In order to keep her children occupied and entertained while she was working weekends, Virginia Grohl would allow Lisa and Dave to listen to her record collection on a stereo borrowed from Thomas Jefferson High School. One day while the family were out shopping in a local drugstore Dave nagged his mother into buying him an album of his own, a K-Tel compilation which had been heavily advertised on television.

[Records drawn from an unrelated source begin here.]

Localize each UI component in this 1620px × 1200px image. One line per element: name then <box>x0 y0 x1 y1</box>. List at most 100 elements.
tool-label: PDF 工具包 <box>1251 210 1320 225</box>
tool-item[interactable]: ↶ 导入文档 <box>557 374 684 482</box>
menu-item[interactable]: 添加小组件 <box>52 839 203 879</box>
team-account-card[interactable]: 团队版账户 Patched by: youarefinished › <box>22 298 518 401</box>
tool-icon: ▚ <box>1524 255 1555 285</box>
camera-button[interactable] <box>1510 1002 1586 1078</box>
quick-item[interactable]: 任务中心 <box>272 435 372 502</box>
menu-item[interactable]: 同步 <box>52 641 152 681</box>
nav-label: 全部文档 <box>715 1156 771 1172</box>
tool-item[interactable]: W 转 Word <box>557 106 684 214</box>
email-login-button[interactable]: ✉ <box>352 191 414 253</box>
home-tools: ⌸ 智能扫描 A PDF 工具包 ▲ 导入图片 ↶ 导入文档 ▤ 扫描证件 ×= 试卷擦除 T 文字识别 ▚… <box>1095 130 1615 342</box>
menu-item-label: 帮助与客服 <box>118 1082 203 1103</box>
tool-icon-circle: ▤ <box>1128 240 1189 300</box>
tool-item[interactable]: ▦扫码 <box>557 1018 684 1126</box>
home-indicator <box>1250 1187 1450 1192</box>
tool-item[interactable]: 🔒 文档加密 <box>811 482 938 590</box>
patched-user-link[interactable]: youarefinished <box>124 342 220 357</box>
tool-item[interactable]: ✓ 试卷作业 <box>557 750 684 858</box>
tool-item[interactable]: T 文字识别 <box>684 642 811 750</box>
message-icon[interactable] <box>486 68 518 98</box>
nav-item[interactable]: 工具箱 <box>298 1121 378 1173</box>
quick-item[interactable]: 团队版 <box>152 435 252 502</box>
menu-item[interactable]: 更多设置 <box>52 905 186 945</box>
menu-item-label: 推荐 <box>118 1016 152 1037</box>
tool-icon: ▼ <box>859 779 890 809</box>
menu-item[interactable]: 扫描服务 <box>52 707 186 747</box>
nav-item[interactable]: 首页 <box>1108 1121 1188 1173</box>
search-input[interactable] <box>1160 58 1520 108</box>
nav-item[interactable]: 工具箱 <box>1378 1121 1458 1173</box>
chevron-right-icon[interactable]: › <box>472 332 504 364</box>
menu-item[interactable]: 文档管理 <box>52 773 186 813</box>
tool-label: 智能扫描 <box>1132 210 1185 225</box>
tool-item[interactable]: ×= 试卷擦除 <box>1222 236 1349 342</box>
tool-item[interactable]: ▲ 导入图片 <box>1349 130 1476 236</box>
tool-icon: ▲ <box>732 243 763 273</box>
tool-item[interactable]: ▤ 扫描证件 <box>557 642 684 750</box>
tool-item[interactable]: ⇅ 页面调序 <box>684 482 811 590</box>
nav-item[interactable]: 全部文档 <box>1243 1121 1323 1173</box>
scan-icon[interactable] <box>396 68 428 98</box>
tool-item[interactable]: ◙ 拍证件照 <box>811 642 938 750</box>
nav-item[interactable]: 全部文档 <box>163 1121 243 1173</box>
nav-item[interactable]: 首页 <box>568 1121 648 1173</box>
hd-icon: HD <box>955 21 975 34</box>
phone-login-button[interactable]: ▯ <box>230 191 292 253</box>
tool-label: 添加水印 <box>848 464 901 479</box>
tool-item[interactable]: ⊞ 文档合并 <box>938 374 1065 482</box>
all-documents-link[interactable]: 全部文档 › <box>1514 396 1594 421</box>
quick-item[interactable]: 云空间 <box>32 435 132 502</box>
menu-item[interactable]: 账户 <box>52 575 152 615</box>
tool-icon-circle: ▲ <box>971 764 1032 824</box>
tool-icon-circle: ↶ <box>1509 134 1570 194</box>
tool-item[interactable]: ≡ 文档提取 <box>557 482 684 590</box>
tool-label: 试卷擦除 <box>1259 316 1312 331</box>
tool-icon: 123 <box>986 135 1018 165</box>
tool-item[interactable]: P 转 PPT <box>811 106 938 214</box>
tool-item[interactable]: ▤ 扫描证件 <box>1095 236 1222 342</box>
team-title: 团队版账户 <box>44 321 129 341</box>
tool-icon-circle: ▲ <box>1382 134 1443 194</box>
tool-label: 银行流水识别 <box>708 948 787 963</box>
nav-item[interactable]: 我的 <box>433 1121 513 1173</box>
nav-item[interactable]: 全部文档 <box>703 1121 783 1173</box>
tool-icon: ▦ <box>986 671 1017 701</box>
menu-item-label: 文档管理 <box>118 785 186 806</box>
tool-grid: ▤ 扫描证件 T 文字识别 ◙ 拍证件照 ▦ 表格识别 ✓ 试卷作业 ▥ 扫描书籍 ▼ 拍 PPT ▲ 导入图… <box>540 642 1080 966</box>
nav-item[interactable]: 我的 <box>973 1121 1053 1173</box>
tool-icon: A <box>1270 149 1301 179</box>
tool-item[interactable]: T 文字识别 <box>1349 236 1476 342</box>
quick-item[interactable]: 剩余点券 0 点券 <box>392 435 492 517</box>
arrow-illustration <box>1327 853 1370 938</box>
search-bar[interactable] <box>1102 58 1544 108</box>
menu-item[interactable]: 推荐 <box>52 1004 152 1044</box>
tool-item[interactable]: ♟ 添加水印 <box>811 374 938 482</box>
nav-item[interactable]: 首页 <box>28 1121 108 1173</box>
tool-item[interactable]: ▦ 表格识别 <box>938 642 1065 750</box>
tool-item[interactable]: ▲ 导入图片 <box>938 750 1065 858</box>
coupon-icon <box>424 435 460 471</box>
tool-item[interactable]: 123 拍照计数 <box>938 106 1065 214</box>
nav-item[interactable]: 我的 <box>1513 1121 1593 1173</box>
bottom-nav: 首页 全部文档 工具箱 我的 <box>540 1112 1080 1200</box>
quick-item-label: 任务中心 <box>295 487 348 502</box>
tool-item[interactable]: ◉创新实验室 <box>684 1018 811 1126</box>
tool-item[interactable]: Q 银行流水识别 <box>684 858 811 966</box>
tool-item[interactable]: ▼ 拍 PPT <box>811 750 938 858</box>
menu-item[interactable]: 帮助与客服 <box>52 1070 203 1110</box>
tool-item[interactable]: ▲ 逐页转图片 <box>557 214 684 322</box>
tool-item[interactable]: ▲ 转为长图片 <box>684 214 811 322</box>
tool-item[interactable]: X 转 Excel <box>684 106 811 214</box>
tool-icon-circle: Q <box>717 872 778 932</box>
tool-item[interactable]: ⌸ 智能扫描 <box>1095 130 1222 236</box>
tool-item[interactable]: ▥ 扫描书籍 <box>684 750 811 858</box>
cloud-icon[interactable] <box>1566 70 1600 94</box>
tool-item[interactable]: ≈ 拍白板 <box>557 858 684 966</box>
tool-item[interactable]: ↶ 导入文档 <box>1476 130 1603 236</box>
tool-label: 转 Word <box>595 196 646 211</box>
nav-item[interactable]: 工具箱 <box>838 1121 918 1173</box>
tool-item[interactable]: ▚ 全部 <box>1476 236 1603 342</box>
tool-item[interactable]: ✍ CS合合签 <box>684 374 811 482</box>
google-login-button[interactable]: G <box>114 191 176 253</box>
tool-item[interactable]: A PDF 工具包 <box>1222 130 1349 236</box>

Released in 1976, Block Buster promised ‘20 original hits by original stars’, and featured some of the biggest anthems of the era, from KC and The Sunshine Band’s ‘That’s the Way (I Like It)’ to Alice Cooper’s ‘Only Women Bleed’. Back home at Kathleen Place, Dave commandeered the stereo for the next few weekends, bugging the shit out of his big sister by lifting the stylus every three and a half minutes to play one particular track over and over and over again.